In their 90-page decision, the court’s judges said there was a lack of public consultation on the agreement as required by law.



However, presidential peace adviser Hermogenes Esperon, who was severely criticised in the Supreme Court decision, rejects the charge that there was a failure on part of the government to communicate. He maintains that well over 100 consultations with various groups were held between 2005 and 2007.



Had the agreement been signed, he said, it would still have had to face a plebiscite, which would have meant there was time for people to learn more about it.



Esperson said that in spite of the government’s decision not to sign the agreement, the Arroyo administration was still bent on pursuing negotiations with the MILF.



According to reports, the president has sought to engage the governor of the ARMM and his son, who is also the governor of Maguindanao Province, to act as a go-between in kick-starting talks between Manila and the MILF.



However, according to Esperon and others, further talks can only take place if the MILF surrenders its rebel commanders, including Ameril Umbra Kato, Abdullah Macapaar and Aleem Pangalian. These men are accused of leading attacks in North Cotabato and Lanao Del Norte, killing dozens of people days after the MOA-AD was suspended.

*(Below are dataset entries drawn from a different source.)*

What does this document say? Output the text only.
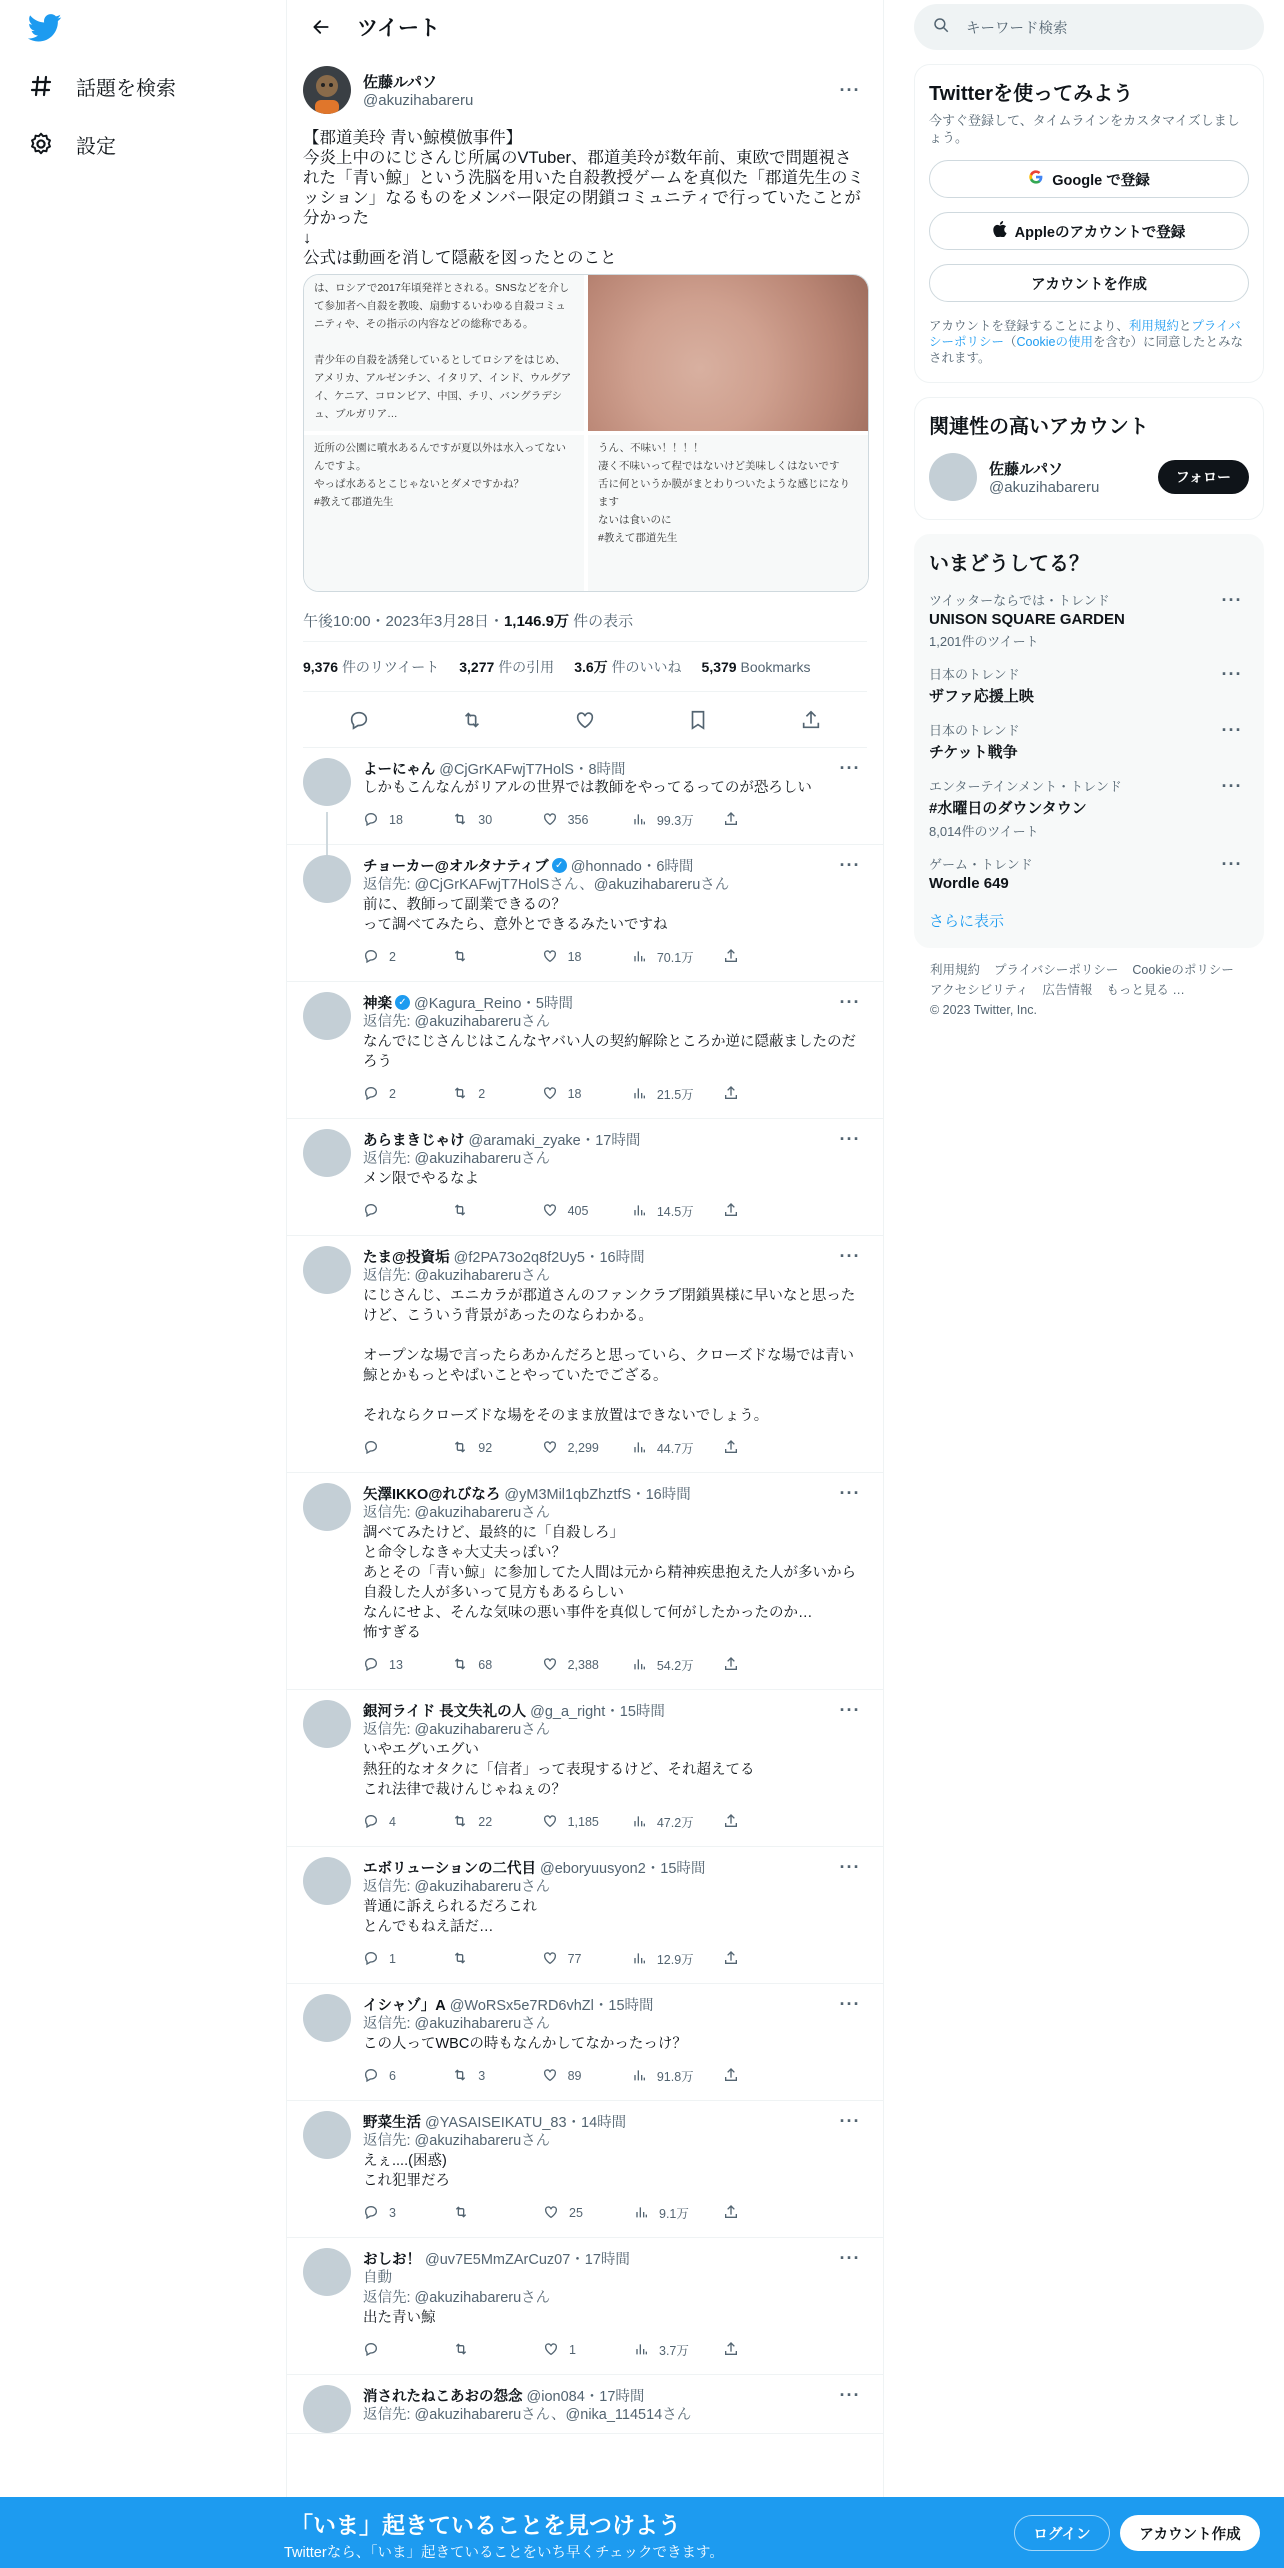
話題を検索
設定
ツイート
佐藤ルパソ
@akuzihabareru
···
【郡道美玲 青い鯨模倣事件】
今炎上中のにじさんじ所属のVTuber、郡道美玲が数年前、東欧で問題視された「青い鯨」という洗脳を用いた自殺教授ゲームを真似た「郡道先生のミッション」なるものをメンバー限定の閉鎖コミュニティで行っていたことが分かった
↓
公式は動画を消して隠蔽を図ったとのこと
は、ロシアで2017年頃発祥とされる。SNSなどを介して参加者へ自殺を教唆、扇動するいわゆる自殺コミュニティや、その指示の内容などの総称である。

青少年の自殺を誘発しているとしてロシアをはじめ、アメリカ、アルゼンチン、イタリア、インド、ウルグアイ、ケニア、コロンビア、中国、チリ、バングラデシュ、ブルガリア…
近所の公園に噴水あるんですが夏以外は水入ってないんですよ。
やっぱ水あるとこじゃないとダメですかね？
#教えて郡道先生
うん、不味い！！！！
凄く不味いって程ではないけど美味しくはないです
舌に何というか膜がまとわりついたような感じになります
ないは食いのに
#教えて郡道先生
午後10:00・2023年3月28日・1,146.9万 件の表示
9,376 件のリツイート 3,277 件の引用 3.6万 件のいいね 5,379 Bookmarks
よーにゃん @CjGrKAFwjT7HolS・8時間	···
しかもこんなんがリアルの世界では教師をやってるってのが恐ろしい
18	30	356	99.3万
チョーカー@オルタナティブ ✓ @honnado・6時間	···
返信先: @CjGrKAFwjT7HolSさん、@akuzihabareruさん
前に、教師って副業できるの？
って調べてみたら、意外とできるみたいですね
2	18	70.1万
神楽 ✓ @Kagura_Reino・5時間	···
返信先: @akuzihabareruさん
なんでにじさんじはこんなヤバい人の契約解除ところか逆に隠蔽ましたのだろう
2	2	18	21.5万
あらまきじゃけ @aramaki_zyake・17時間	···
返信先: @akuzihabareruさん
メン限でやるなよ
405	14.5万
たま@投資垢 @f2PA73o2q8f2Uy5・16時間	···
返信先: @akuzihabareruさん
にじさんじ、エニカラが郡道さんのファンクラブ閉鎖異様に早いなと思ったけど、こういう背景があったのならわかる。

オープンな場で言ったらあかんだろと思っていら、クローズドな場では青い鯨とかもっとやばいことやっていたでござる。

それならクローズドな場をそのまま放置はできないでしょう。
92	2,299	44.7万
矢澤IKKO@れびなろ @yM3Mil1qbZhztfS・16時間	···
返信先: @akuzihabareruさん
調べてみたけど、最終的に「自殺しろ」
と命令しなきゃ大丈夫っぽい？
あとその「青い鯨」に参加してた人間は元から精神疾患抱えた人が多いから自殺した人が多いって見方もあるらしい
なんにせよ、そんな気味の悪い事件を真似して何がしたかったのか…
怖すぎる
13	68	2,388	54.2万
銀河ライド 長文失礼の人 @g_a_right・15時間	···
返信先: @akuzihabareruさん
いやエグいエグい
熱狂的なオタクに「信者」って表現するけど、それ超えてる
これ法律で裁けんじゃねぇの？
4	22	1,185	47.2万
エボリューションの二代目 @eboryuusyon2・15時間	···
返信先: @akuzihabareruさん
普通に訴えられるだろこれ
とんでもねえ話だ…
1	77	12.9万
イシャゾ」A @WoRSx5e7RD6vhZl・15時間	···
返信先: @akuzihabareruさん
この人ってWBCの時もなんかしてなかったっけ？
6	3	89	91.8万
野菜生活 @YASAISEIKATU_83・14時間	···
返信先: @akuzihabareruさん
えぇ....(困惑)
これ犯罪だろ
3	25	9.1万
おしお！ @uv7E5MmZArCuz07・17時間	···
自動
返信先: @akuzihabareruさん
出た青い鯨
1	3.7万
消されたねこあおの怨念 @ion084・17時間	···
返信先: @akuzihabareruさん、@nika_114514さん
キーワード検索
Twitterを使ってみよう
今すぐ登録して、タイムラインをカスタマイズしましょう。
Google で登録
Appleのアカウントで登録
アカウントを作成
アカウントを登録することにより、利用規約とプライバシーポリシー（Cookieの使用を含む）に同意したとみなされます。
関連性の高いアカウント
佐藤ルパソ
@akuzihabareru
フォロー
いまどうしてる？
ツイッターならでは・トレンド
UNISON SQUARE GARDEN
1,201件のツイート
···
日本のトレンド
ザファ応援上映
···
日本のトレンド
チケット戦争
···
エンターテインメント・トレンド
#水曜日のダウンタウン
8,014件のツイート
···
ゲーム・トレンド
Wordle 649
···
さらに表示
利用規約 プライバシーポリシー Cookieのポリシー
アクセシビリティ 広告情報 もっと見る …
© 2023 Twitter, Inc.
「いま」起きていることを見つけよう
Twitterなら、「いま」起きていることをいち早くチェックできます。
ログイン	アカウント作成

In the meantime, MILF’s chief peace negotiator Mohagher Iqbal said the group’s leaders will not order their forces to launch attacks in retaliation for the collapse of MOA-AD. Yet at the same time, he stresses that the leadership cannot guarantee its fighters will exercise restraint.



The MILF is “losing moral authority” to restrain their ground commanders, he said. The rebels insist that the initialled MOA-AD is a fait accompli under international law and has to be implemented. It is now considering taking the case to the International Court of Justice, ICJ, or the Organisation of Islamic Conference, OIC.



The scuttling of the peace deal has damaged MILF’s trust in the authorities, he said.

“This development [the collapse of the MOA-AD] only highlights the fact that we can’t and should not trust the government,” he said. “The Supreme Court's decision will not stop the fighting in Mindanao.”



Claire Delfin is a television news reporter for the GMA Network.